Purpose and balance and self-determination must be restored in building tribal sovereignty

J. Eric Reed

Attorney and citizen of the Choctaw Nation of Oklahoma

Halito! I am writing again as a citizen of the Choctaw Nation and an attorney, scholar and advocate for Indigenous self-determination who has practiced federal Indian law and International Indigenous human rights for the last 25 years.

The need for full disclosure, proper transparency and inclusiveness in restoring traditional structures of self-governance that incorporates the original matriarchal leadership can create a better foundation for the Five Tribes during capacity building pursuant to the McGirt decision.

One of my colleague’s Margo Hill with Mary Ann Keogh Hoss’ published a study about centralized matriarchal leadership in Indigenous societies even under colonial structures of government.

Instead of a colonial-based leadership structure that lacks transparency and inclusion of tribal citizenry, women holding their rightful matriarchal roles in decision-making provides purpose and balance for our peoples.

Children learn from their parents about how to respect themselves and others — especially women and elders — in all of our indigenous nations. The deference and respect my Choctaw grandfather showed my grandmother every day helped me to develop, learn and respect matriarchal leadership and matrilineal roles in our heritage, traditions, culture and daily living.

Matriarchal roles focus on the good of all rather than a select few looking to enrich only themselves.
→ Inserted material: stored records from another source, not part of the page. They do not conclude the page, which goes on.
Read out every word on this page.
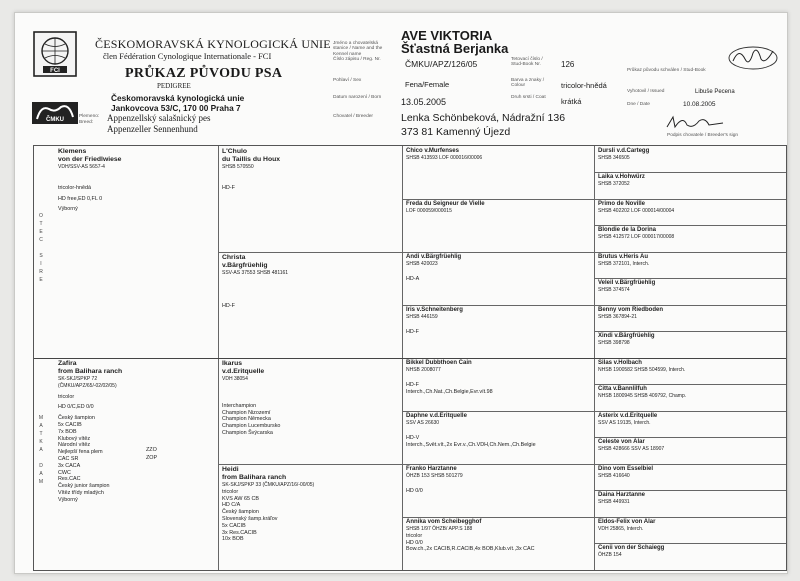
FCI
ČMKU
ČESKOMORAVSKÁ KYNOLOGICKÁ UNIE
člen Fédération Cynologique Internationale - FCI
PRŮKAZ PŮVODU PSA
PEDIGREE
Českomoravská kynologická unie
Jankovcova 53/C, 170 00 Praha 7
Plemeno:
Breed: Appenzellský salašnický pes
Appenzeller Sennenhund
Jméno a chovatelská stanice / Name and the Kennel name
Číslo zápisu / Reg. Nr.
Pohlaví / Sex
Datum narození / Born
Chovatel / Breeder
Tetovací číslo / Stud-Book Nr.
Barva a znaky / Colour
Druh srsti / Coat
AVE VIKTORIA
Šťastná Berjanka
ČMKU/APZ/126/05
Fena/Female
13.05.2005
Lenka Schönbeková, Nádražní 136
373 81 Kamenný Újezd
126
tricolor-hnědá
krátká
Průkaz původu schválen / Stud-Book
Vyhotovil / Issued	Libuše Pecena
Dne / Date	10.08.2005
Podpis chovatele / Breeder's sign
O
T
E
C

S
I
R
E
M
A
T
K
A

D
A
M
Klemens
von der Friedlwiese
VDH/SSV-AS 5657-4
tricolor-hnědá
HD free,ED 0,FL 0
Výborný
Zafira
from Balihara ranch
SK-SKJ/SPKP 72
(ČMKU/APZ/65/-02/02/05)
tricolor
HD 0/C,ED 0/0
Český šampion
5x CACIB
7x BOB
Klubový vítěz
Národní vítěz
Nejlepší fena plem
CAC SR
3x CACA
CWC
Res.CAC
Český junior šampion
Vítěz třídy mladých
Výborný
ZZO
ZOP
L'Chulo
du Taillis du Houx
SHSB 570550
HD-F
Christa
v.Bärgfrüehlig
SSV-AS 37553 SHSB 481161
HD-F
Ikarus
v.d.Eritquelle
VDH 38054
Interchampion
Champion Nizozemí
Champion Německa
Champion Lucembursko
Champion Švýcarska
Heidi
from Balihara ranch
SK-SKJ/SPKP 33 (ČMKU/APZ/16/-00/05)
tricolor
KVS AW 65 CB
HD C/A
Český šampion
Slovenský šamp.kráľov
5x CACIB
3x Res.CACIB
10x BOB
Chico v.Murfenses
SHSB 413593 LOF 000016/00006
Freda du Seigneur de Vielle
LOF 000059/000015
Andi v.Bärgfrüehlig
SHSB 420023
HD-A
Iris v.Schneitenberg
SHSB 446159
HD-F
Bikkel Dubbthoen Cain
NHSB 2008077
HD-F
Interch.,Ch.Nat.,Ch.Belgie,Evr.vít.98
Daphne v.d.Eritquelle
SSV AS 26630
HD-V
Interch.,Svět.vít.,2x Evr.v.,Ch.VDH,Ch.Nem.,Ch.Belgie
Franko Harztanne
ÖHZB 153 SHSB 501279
HD 0/0
Annika vom Scheibegghof
SHSB 1/97 ÖHZB/ APP.S 188
tricolor
HD 0/0
Bow.ch.,2x CACIB,R.CACIB,4x BOB,Klub.vít.,3x CAC
Dursli v.d.Cartegg
SHSB 346505
Laika v.Hohwürz
SHSB 372052
Primo de Noville
SHSB 402202 LOF 000014/00004
Blondie de la Dorina
SHSB 412572 LOF 000017/00008
Brutus v.Heris Au
SHSB 372101, Interch.
Veleil v.Bärgfrüehlig
SHSB 374574
Benny vom Riedboden
SHSB 367894-21
Xindi v.Bärgfrüehlig
SHSB 398798
Silas v.Holbach
NHSB 1900582 SHSB 504599, Interch.
Citta v.Bannlilfuh
NHSB 1800945 SHSB 409792, Champ.
Asterix v.d.Eritquelle
SSV AS 19135, Interch.
Celeste von Alar
SHSB 428666 SSV AS 18907
Dino vom Esselbiel
SHSB 416640
Daina Harztanne
SHSB 449931
Eldos-Felix von Alar
VDH 25865, Interch.
Cenii von der Schaiegg
ÖHZB 154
Our tribes will not be whole again as truly traditional indigenous cultures and nations until we bring balance back into the daily lives of our tribes and their citizens. This should be based upon complete restoration through gender equality.

Our tribes will be strengthened with diversity, tolerance and inclusion by reforming our Indigenous systems of government. We need to bring back organizational structures that embrace matriarchal leadership in decision-making so that our tribes may thrive and cast off colonialist misogyny in structure and thinking.

Historical matriarchal and matrilineal based tribes in North America

Across the north, south, east and west, are many matriarchal and matrilineal Indigenous societies in the U.S. that were here long before early European-Americans began stealing land, enslaving Native peoples and committing genocide through murder and disease.

While there were different manners of existence among different groups such as the Comanche who were hunter-gatherers or the Caddos who were agriculturalists, their distinct cultures were similarly characterized by social and religious systems in which a matriarchal figure held a central leadership role.

These Indigenous societies were matrilineal and/or matrilocal-based and women held valued economic, religious, and/or social positions within their tribe.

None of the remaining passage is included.